Your Thoughts are Patterns

Patterns are the basis of human behavior and everyone uses patterns in their daily lives. You’re not alone. Pay attention to the patterns and routines you choose and you’ll notice that your behaviors are often automatic, as in, you do them without thinking about doing them.

When we struggle with a problem or get stuck in an emotion, we’re simply running a pattern that doesn’t work anymore. This pattern is likely helping you meet some of your needs, but not helping you address the problem you want to solve. If you’re going to get on with your life and breakthrough your block, you must break the pattern! Whatever your thinking pattern may be you must break the pattern.

Interrupt Your Negative Pattern

There are tons of ways to break patterns. Lets focus on the problem of negative thinking. Everyone has struggled with negative thinking at some point in their lives. Did you know that merely thinking positive simply doesn’t break the pattern? You may think about something positive for a moment, a minute or a little longer if you’re lucky, but inevitably the negative thoughts return.

Negative thoughts are patterns of thinking.
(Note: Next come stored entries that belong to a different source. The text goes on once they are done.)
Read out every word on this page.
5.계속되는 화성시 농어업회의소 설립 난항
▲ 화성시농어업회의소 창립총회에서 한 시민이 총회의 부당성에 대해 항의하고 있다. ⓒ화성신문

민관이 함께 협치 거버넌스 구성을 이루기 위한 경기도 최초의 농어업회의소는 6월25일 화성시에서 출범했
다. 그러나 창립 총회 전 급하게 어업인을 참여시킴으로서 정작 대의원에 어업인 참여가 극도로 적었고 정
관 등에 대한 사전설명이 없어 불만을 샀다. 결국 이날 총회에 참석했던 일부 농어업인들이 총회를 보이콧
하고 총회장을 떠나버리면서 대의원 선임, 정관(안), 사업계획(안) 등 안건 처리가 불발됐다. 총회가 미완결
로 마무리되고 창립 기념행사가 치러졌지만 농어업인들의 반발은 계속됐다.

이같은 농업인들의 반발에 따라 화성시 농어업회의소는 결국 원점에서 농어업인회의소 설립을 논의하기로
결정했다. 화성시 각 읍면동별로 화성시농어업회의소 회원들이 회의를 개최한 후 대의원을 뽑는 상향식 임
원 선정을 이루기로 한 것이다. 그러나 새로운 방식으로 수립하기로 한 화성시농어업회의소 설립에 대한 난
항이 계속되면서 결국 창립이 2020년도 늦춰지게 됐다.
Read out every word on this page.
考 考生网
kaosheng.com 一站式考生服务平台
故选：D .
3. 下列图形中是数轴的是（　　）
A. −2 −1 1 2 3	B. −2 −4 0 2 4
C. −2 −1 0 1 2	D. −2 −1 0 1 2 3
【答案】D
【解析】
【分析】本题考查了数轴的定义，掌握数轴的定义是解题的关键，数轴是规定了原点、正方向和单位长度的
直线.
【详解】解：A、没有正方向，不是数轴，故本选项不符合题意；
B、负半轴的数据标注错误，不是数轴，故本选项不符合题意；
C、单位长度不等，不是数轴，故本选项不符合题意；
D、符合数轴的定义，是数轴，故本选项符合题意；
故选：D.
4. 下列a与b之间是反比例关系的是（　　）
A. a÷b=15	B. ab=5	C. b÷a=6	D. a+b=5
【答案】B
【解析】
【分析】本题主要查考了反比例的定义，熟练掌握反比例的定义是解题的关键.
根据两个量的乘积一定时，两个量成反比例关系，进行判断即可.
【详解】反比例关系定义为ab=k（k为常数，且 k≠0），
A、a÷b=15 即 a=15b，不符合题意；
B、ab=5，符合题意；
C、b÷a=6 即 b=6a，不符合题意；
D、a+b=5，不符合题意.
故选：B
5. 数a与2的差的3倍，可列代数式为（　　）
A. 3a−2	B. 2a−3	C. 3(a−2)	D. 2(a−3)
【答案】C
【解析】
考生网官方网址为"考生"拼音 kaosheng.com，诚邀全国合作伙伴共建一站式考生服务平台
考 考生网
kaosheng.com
If you want to change your negative thinking you have to break the pattern and introduce a new way of thinking to crowd out negative thinking; there is no other way. Interrupting negative thought patterns begins with understanding what change expert Anthony Robbins refers to as the Emotional Triad.

Your patterns of behavior are created by your Focus/Beliefs, Physiology and Language. Using the Emotional Triad of Change you can take any negative pattern and break the emotional ties that are linked to that behavior. Simply by using what you Focus on, doing something different with your Physiology and/or changing how you talk about your problem (Language). All of these are ways to do something different and start the process of change in your life!

Change in Action

Let’s say you’re over-eating, you’re getting fat and you want to stop. Great! You’ve identified the pattern. Now, choose your change agent; will it be focus, physiology or language? Interrupt the pattern the next time it happens. If you regularly say to yourself, “I need more chips” right before you sit down to watch television, then you have to interrupt the pattern and start saying something different, like “I want chips but I can choose whether I eat them or not” or “Chips make me fat!” If your change agent is physiology then you must refrain from sitting in front of the television; and if your change agent is focus you must pause or turn off the television immediately and focus on something else! You must use any change agent to get your own attention immediately! Patterns run because you’re simply not paying attention. If you immediately interrupt your pattern then you will pay attention and when you’re paying attention, YOU CAN CHOOSE!

Repeat Your New Pattern

If you want to make your new pattern last, then you must repeat your pattern over and over until it sets in. If you used language as your change agent, then you likely changed your language from “I need more chips” to “Every chip I eat makes me more and more fat!” It’s that simple. Try it! See how long it takes before you feel silly and fat and put the chips away or better yet, before you throw them away! In this change process, emotion is everything; no emotion, no change. The more intense your emotion while you interrupt the pattern with your change agent, the deeper your change will be.